Pochodzi ze Śląska, ale związał się właśnie z Legią. Wydaje się to nieprawdopodobne, ale jednak tak się stało. - Kiedyś były takie mecze: Warszawa - Śląsk, Warszawa - Kraków. Wtedy wypatrzył mnie trener węgierski Janos Steiner. Wymarzył sobie, żeby mnie ściągnąć. Chciał tworzyć to na wzór węgierskiego Honvedu. Przytrzymał takich zawodników jak Pohl, Kowal, Szymkowiak przez dwa lata i zespół rósł. Później, w 1956 roku, znów było słabiej i trzeba było budować drużynę. Kilku zawodników odeszło na Śląsk. Ja przychodziłem na dwa lata, a zostałem do dzisiaj - wyjaśnia pan Lucjan, który mimo pokaźnego już wieku przyjechał z drużyną Legii do Wrocławia na mecz z miejscowym Śląskiem.
Lucjan Brychczy w Legii Warszawa nieprzerwanie jest o od bardzo, bardzo dawna. W tym czasie wiele przeżył i wiele widział. Który okres wspomina on z największym sentymentem? - Wydaje mi się, że najlepszy okres dla Legii to były lata 1955-1956. Najbardziej w pamięci utkwiło mi zdobycie pierwszy raz przez Legię mistrzostwa Polski. Pierwsze mistrzostwo jest, jakby to powiedzieć, dla klubu zawsze najważniejsze - to mi najbardziej utkwiło w pamięci. To były najlepsze lata w mojej karierze - dokładnie opisuje były znakomity zawodnik, później trener.
Teraz Legia to już zupełnie inna Legia niż ta za czasów Brychczego. W spotkaniu ze Śląskiem Wrocław, które pan Lucjan oglądał, Legioniści praktycznie nie stworzyli sobie sytuacji bramkowej. Pojedynek nie był porywającym widowiskiem. Drużyna z Warszawy nie prezentuje się dość dobrze od początku rozgrywek, ale pomimo tego pan Lucjan cały czas wierzy w zawodników swojego ukochanego zespołu. - Legia zawsze miała dobrych piłkarzy. Kwestią czasu było tylko zgranie i atmosfera. Mi się wydaje, że w dalszym ciągu zespół jak na naszą ligę jest silny. Sprawa walki o mistrzostwo jest cały czas otwarta, mimo że teraz Legia straciła na starcie te punkty, ale patrząc wstecz w tych pojedynkach te punkty nie powinny być stracone. Mając takie sytuacje bramkowe, jak na przykład w Wodzisławiu to nie wiem, czy to są już nieumiejętności czy brak skupienia. Sprawa jest cały czas otwarta. Legia w każdym meczu gra o wygraną. Tak jest w sporcie, w piłce nożnej tym bardziej - stwierdził Brychczy.

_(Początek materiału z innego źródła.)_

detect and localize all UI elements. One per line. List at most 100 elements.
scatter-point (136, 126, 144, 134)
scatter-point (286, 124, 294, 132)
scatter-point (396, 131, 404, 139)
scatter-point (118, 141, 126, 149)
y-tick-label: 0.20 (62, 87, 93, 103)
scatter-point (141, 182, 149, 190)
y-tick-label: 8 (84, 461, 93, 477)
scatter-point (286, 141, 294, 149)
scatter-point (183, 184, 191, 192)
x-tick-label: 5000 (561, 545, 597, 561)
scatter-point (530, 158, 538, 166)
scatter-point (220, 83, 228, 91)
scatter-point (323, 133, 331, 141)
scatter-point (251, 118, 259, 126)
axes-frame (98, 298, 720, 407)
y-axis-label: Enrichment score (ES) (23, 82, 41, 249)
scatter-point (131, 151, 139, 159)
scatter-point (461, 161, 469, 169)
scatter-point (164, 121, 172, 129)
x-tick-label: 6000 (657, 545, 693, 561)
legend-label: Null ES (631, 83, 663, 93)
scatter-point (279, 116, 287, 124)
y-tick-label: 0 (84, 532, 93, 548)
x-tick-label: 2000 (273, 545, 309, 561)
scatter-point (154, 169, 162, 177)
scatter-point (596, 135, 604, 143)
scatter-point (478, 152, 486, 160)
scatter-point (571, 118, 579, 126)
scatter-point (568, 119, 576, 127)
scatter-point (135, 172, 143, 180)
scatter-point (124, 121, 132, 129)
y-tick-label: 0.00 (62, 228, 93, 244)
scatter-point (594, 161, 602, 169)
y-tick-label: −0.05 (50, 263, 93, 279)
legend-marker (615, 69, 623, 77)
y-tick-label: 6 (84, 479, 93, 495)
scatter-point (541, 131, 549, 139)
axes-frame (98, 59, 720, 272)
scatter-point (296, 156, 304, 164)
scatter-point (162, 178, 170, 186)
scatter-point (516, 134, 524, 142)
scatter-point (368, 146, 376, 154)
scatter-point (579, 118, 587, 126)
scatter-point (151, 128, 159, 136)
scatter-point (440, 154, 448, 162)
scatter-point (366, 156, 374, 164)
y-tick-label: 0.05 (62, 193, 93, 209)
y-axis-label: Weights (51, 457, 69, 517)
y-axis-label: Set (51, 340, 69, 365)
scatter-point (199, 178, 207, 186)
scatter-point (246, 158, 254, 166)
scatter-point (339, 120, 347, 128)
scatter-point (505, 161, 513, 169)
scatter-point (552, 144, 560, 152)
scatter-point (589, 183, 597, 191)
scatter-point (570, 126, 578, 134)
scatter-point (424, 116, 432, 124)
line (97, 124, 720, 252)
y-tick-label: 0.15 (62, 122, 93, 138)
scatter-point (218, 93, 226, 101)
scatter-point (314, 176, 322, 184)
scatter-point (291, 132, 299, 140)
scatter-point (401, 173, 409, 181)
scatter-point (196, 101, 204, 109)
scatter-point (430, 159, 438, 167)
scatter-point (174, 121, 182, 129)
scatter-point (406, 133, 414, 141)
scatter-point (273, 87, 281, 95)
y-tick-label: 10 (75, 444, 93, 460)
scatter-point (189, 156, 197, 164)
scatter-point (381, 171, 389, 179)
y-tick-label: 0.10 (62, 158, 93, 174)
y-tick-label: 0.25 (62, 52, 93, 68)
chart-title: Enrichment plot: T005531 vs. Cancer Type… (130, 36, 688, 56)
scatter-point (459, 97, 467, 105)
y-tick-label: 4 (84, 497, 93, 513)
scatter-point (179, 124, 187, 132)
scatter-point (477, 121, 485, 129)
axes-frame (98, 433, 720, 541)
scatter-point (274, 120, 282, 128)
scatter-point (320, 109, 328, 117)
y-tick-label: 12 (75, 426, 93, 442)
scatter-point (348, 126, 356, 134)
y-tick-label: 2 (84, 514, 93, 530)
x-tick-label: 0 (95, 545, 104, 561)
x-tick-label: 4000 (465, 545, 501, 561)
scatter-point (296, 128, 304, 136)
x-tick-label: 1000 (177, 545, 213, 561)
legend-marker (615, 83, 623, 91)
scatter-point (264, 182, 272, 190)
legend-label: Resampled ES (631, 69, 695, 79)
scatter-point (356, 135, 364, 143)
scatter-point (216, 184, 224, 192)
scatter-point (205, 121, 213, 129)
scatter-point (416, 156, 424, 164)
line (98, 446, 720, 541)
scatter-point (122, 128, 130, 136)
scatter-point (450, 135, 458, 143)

Taką ikonę w swoich szeregach chciałby mieć każdy klub. Nie każdy może się nią jednak poszczycić. Lucjan Brychczy to prawdziwy Legionista, którego kibice stołecznej drużyny darzyli, darzą i będą darzyć ogromnym szacunkiem. Mimo ogromnych osiągnięć Lucjan Brychczy jest skromnym człowiekiem, z chęcią odpowiada na pytania. Na jedno tylko nie chciał odpowiedzieć. Kto zostanie trenerem kadry narodowej? - To nie dla mnie to pytanie - zakończył z uśmiechem na ustach i udał się kibicować swojej ukochanej Legii Warszawa.